Eelgrass provides food and shelter for aquatic life, which also must acclimate to a warmer climate.
Smith said he recently saw oyster catcher shorebirds in the lower Chincoteague Bay, when they usually have migrated by now. He has also noticed the arrival of different mollusk species.
“Now whether or not those particular species might out-compete the species that are native here certainly could happen, but we’ll wait and see,” Smith said.
This change also could affect commercial fisheries.
“Fisherman who might be out harvesting one particular species may change to something or might not be able to, or that particular species may decline due to warmer temperatures,” Smith said. “Other species may increase because of the warmer temperatures. There’s this flux of change that’s going on.”

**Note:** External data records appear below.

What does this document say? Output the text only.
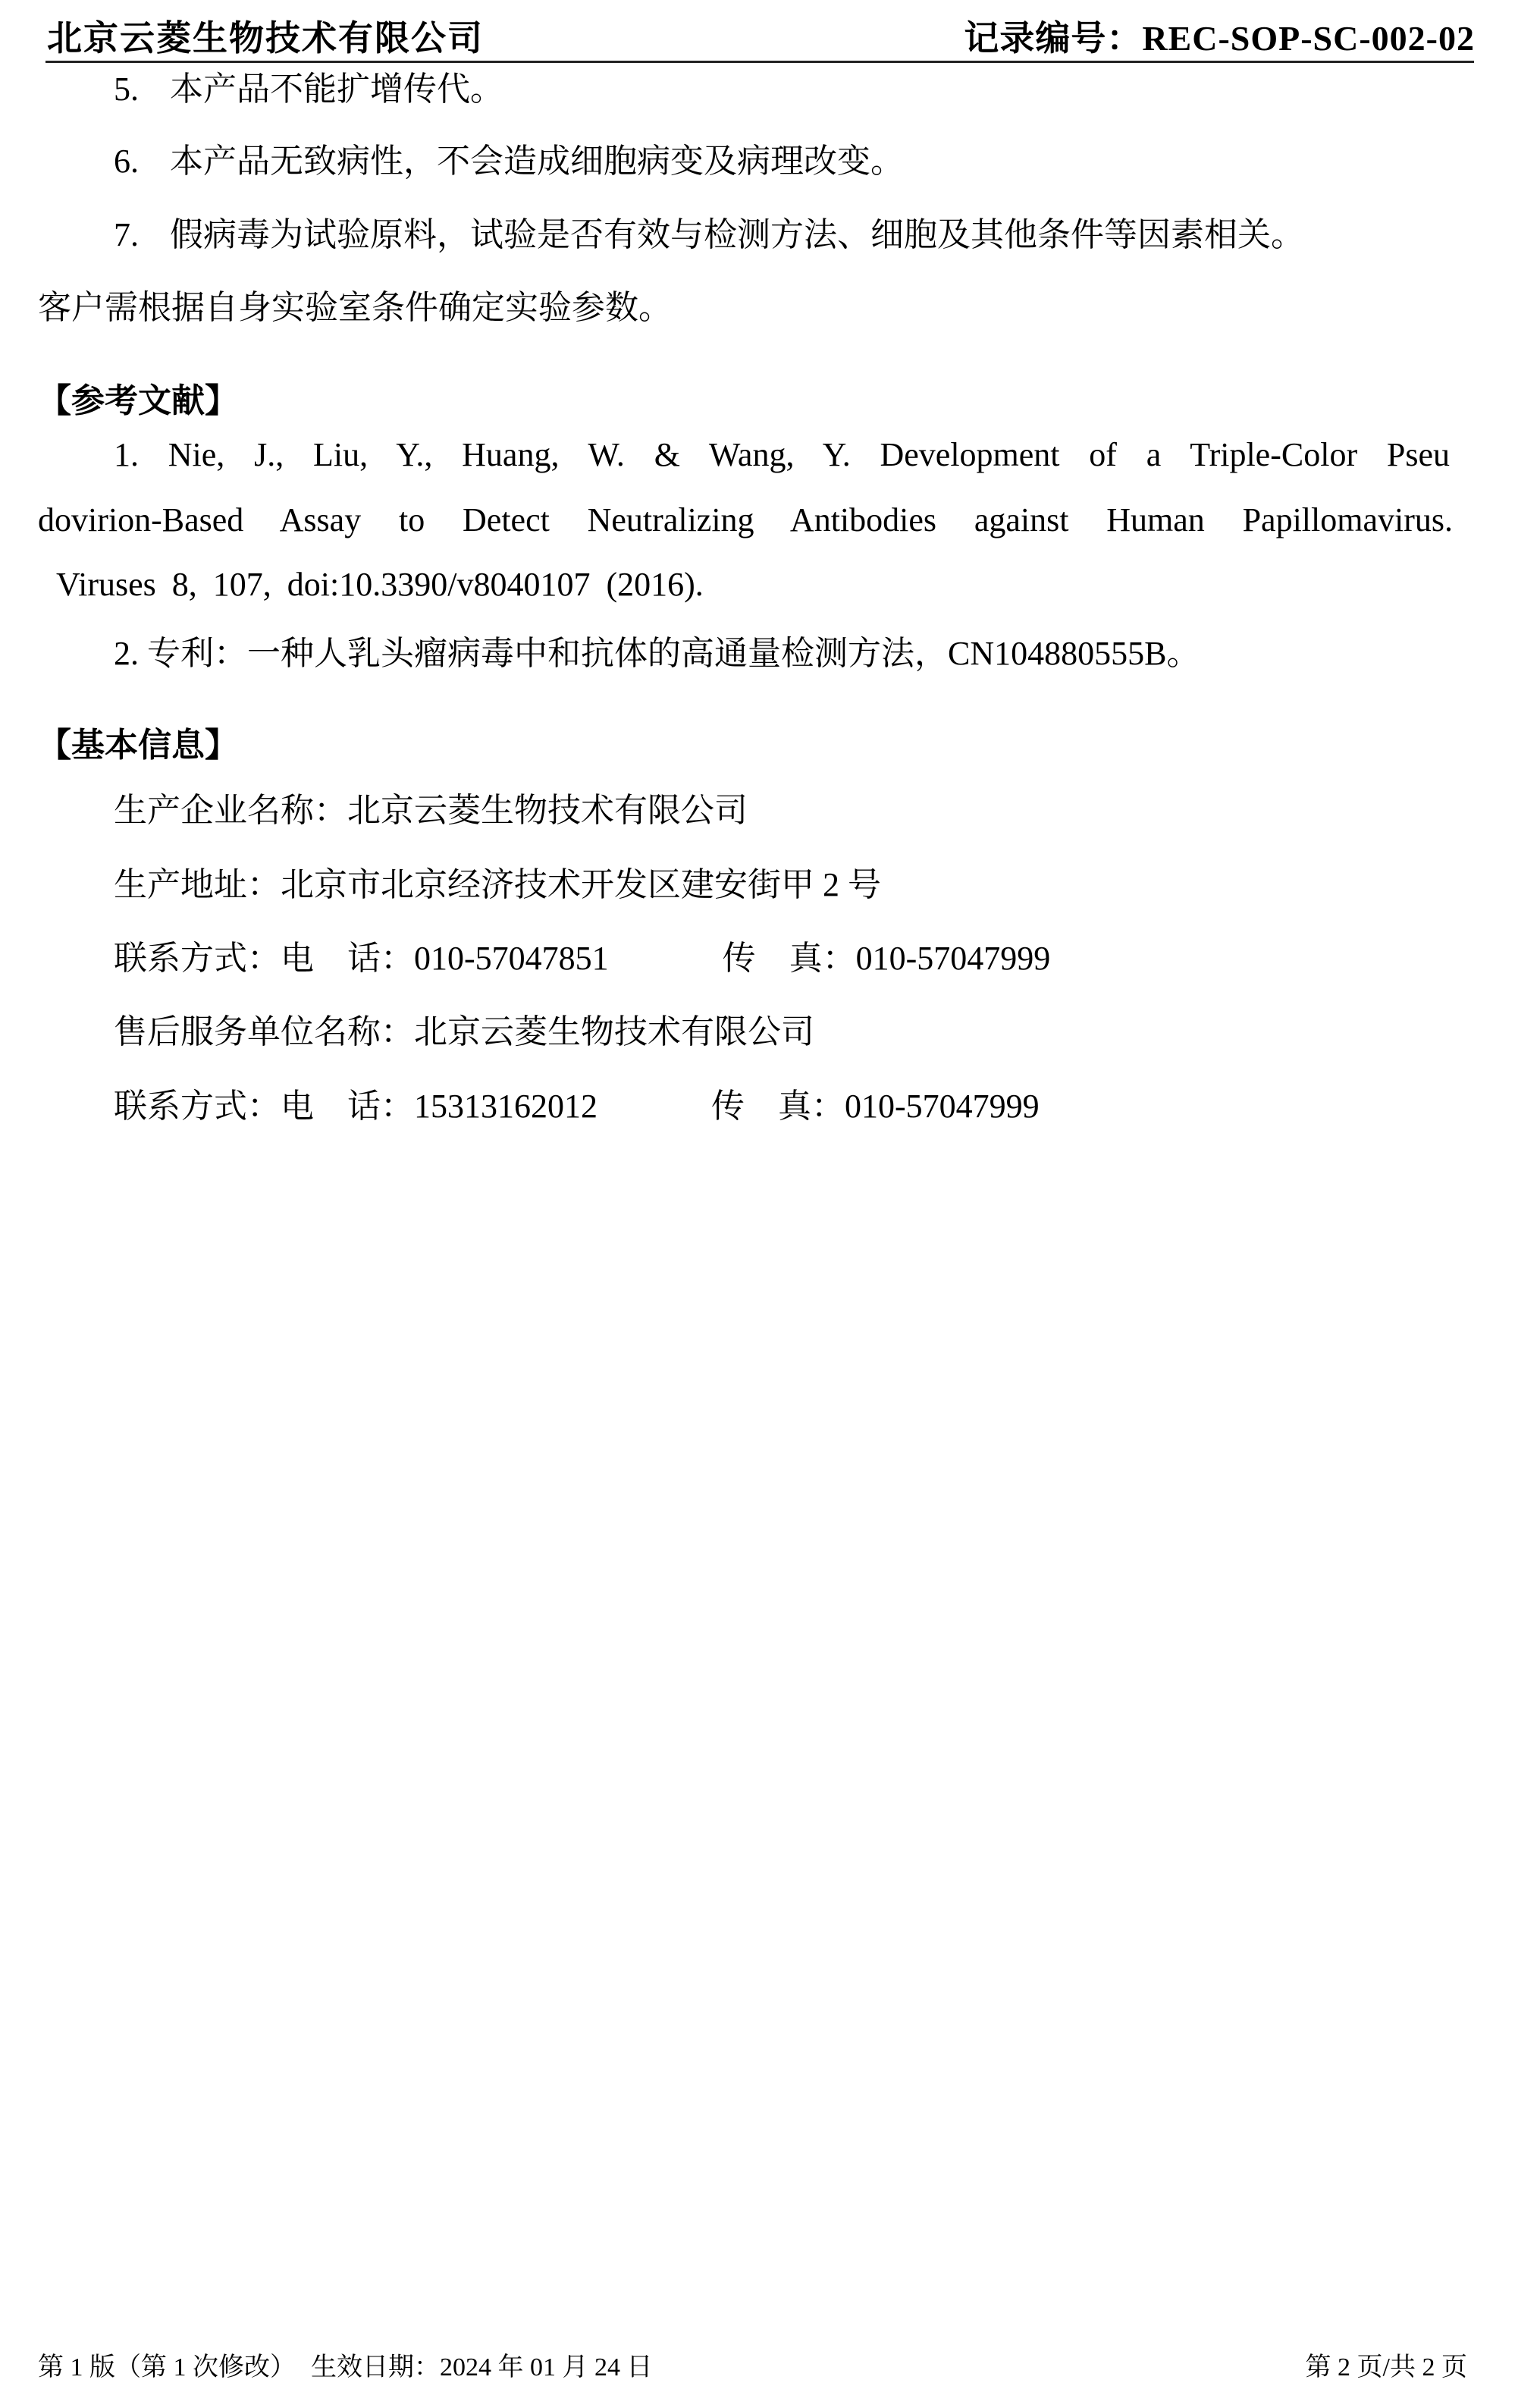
北京云菱生物技术有限公司	记录编号：REC-SOP-SC-002-02
5. 本产品不能扩增传代。
6. 本产品无致病性，不会造成细胞病变及病理改变。
7. 假病毒为试验原料，试验是否有效与检测方法、细胞及其他条件等因素相关。
客户需根据自身实验室条件确定实验参数。
【参考文献】
1. Nie, J., Liu, Y., Huang, W. & Wang, Y. Development of a Triple-Color Pseu
dovirion-Based Assay to Detect Neutralizing Antibodies against Human Papillomavirus.
Viruses 8, 107, doi:10.3390/v8040107 (2016).
2. 专利：一种人乳头瘤病毒中和抗体的高通量检测方法，CN104880555B。
【基本信息】
生产企业名称：北京云菱生物技术有限公司
生产地址：北京市北京经济技术开发区建安街甲 2 号
联系方式：电　话：010-57047851	传　真：010-57047999
售后服务单位名称：北京云菱生物技术有限公司
联系方式：电　话：15313162012	传　真：010-57047999
第 1 版（第 1 次修改） 生效日期：2024 年 01 月 24 日	第 2 页/共 2 页
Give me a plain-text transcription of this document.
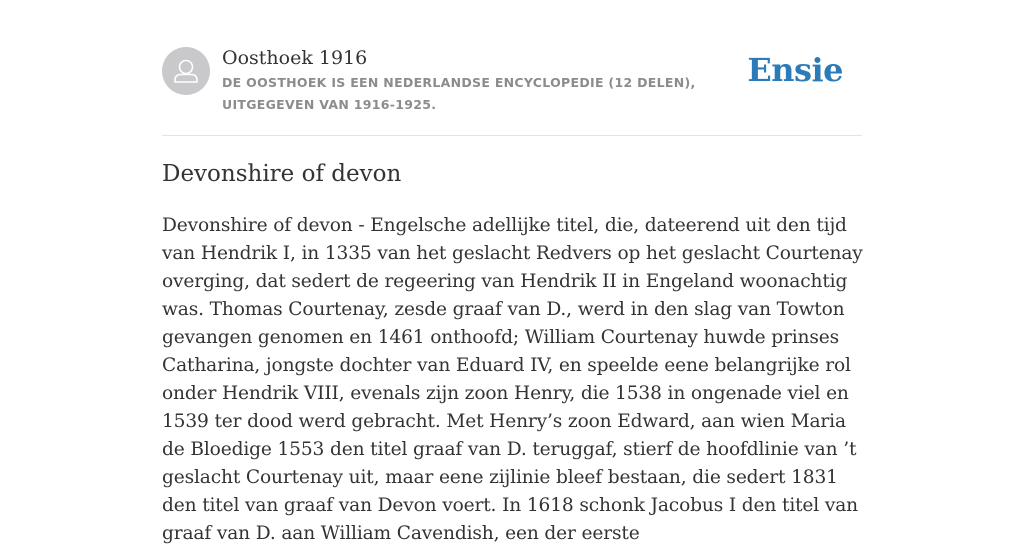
Oosthoek 1916
DE OOSTHOEK IS EEN NEDERLANDSE ENCYCLOPEDIE (12 DELEN), UITGEGEVEN VAN 1916-1925.
Ensie
Devonshire of devon

Devonshire of devon - Engelsche adellijke titel, die, dateerend uit den tijd van Hendrik I, in 1335 van het geslacht Redvers op het geslacht Courtenay overging, dat sedert de regeering van Hendrik II in Engeland woonachtig was. Thomas Courtenay, zesde graaf van D., werd in den slag van Towton gevangen genomen en 1461 onthoofd; William Courtenay huwde prinses Catharina, jongste dochter van Eduard IV, en speelde eene belangrijke rol onder Hendrik VIII, evenals zijn zoon Henry, die 1538 in ongenade viel en 1539 ter dood werd gebracht. Met Henry’s zoon Edward, aan wien Maria de Bloedige 1553 den titel graaf van D. teruggaf, stierf de hoofdlinie van ’t geslacht Courtenay uit, maar eene zijlinie bleef bestaan, die sedert 1831 den titel van graaf van Devon voert. In 1618 schonk Jacobus I den titel van graaf van D. aan William Cavendish, een der eerste
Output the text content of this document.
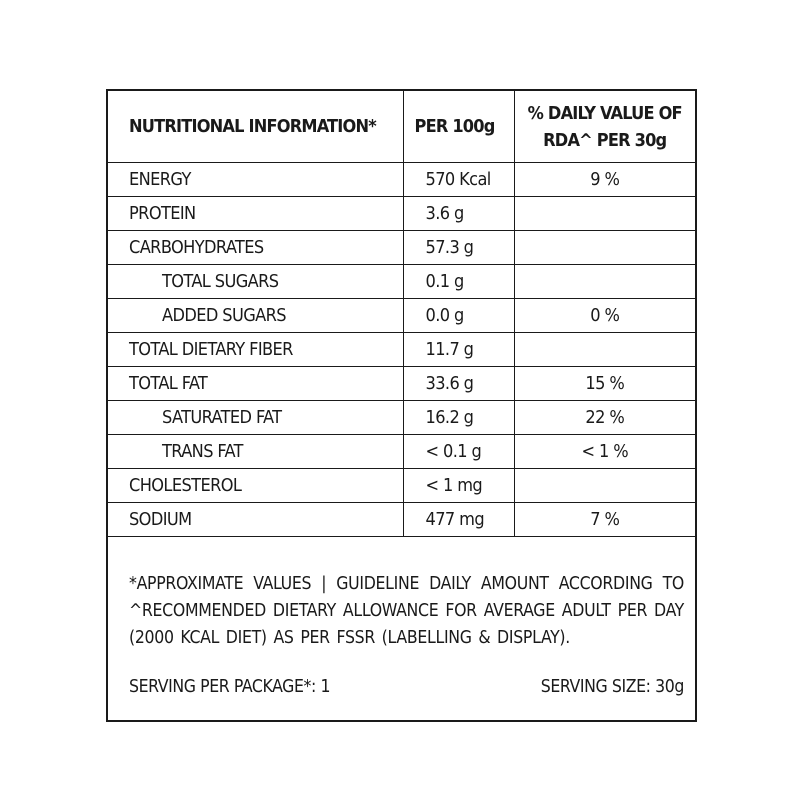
NUTRITIONAL INFORMATION*	PER 100g	% DAILY VALUE OF
RDA^ PER 30g
ENERGY	570 Kcal	9 %
PROTEIN	3.6 g	
CARBOHYDRATES	57.3 g	
TOTAL SUGARS	0.1 g	
ADDED SUGARS	0.0 g	0 %
TOTAL DIETARY FIBER	11.7 g	
TOTAL FAT	33.6 g	15 %
SATURATED FAT	16.2 g	22 %
TRANS FAT	< 0.1 g	< 1 %
CHOLESTEROL	< 1 mg	
SODIUM	477 mg	7 %
*APPROXIMATE VALUES | GUIDELINE DAILY AMOUNT ACCORDING TO
^RECOMMENDED DIETARY ALLOWANCE FOR AVERAGE ADULT PER DAY
(2000 KCAL DIET) AS PER FSSR (LABELLING & DISPLAY).
SERVING PER PACKAGE*: 1	SERVING SIZE: 30g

Steve Doctor, a coastal fisheries biologist for the Maryland Department of Natural Resources, confirmed that the coastal bays average yearly water temperature has increased from 69.8 degrees Fahrenheit in 1989 to 72.5 degrees in 2017.
This has caused an increase in southern species, such as white shrimp and brown shrimp, trigger fish, spade fish and sheepshead, according to Doctor.
“There’s fish coming here that weren’t here before, maybe they’re just moving up the coast and the stuff that’s here will move up further, so I don’t know if it’s detrimental,” Doctor said.
Other aspects of the rise in water temperatures aren’t following the expected path. Generally, warmer water is associated with higher turbidity and decreased oxygen in the water. But that’s not happening here.
“Our data shows those opposite,” Doctor said. “We’re getting better clarity and better oxygen levels. It’s going to have to be a wait-and-see thing – what actually comes about.”
Meanwhile, certain unwanted species that have been held in check by inhospitable water temperatures could become more prolific.
“There’s some bad actors, like vibrio, the bacteria called ‘flesh-eating bacteria,’” Dennison said. “Its season is extended, so the danger of having infection by exposure to vibrio is lengthened as a result of those higher temperatures.”
Nearly all areas around the globe are warming, but not all at the same rate, according to Dennison.
“One of the sad things for us is that the mid-Atlantic, and even worse up in Maine … the Atlantic coast of the United States is one of those areas globally that’s heating more rapidly than others,” Dennison said. “We’re kind of adjacent to what we could call a ‘hot spot.’”
The coastal bays program is responding by pinpointing highly vulnerable areas and areas of resiliency.
“We’re going to protect these more vulnerable areas so we’re not building infrastructure in areas that are at risk for storm surges and rising sea level,” Smith said.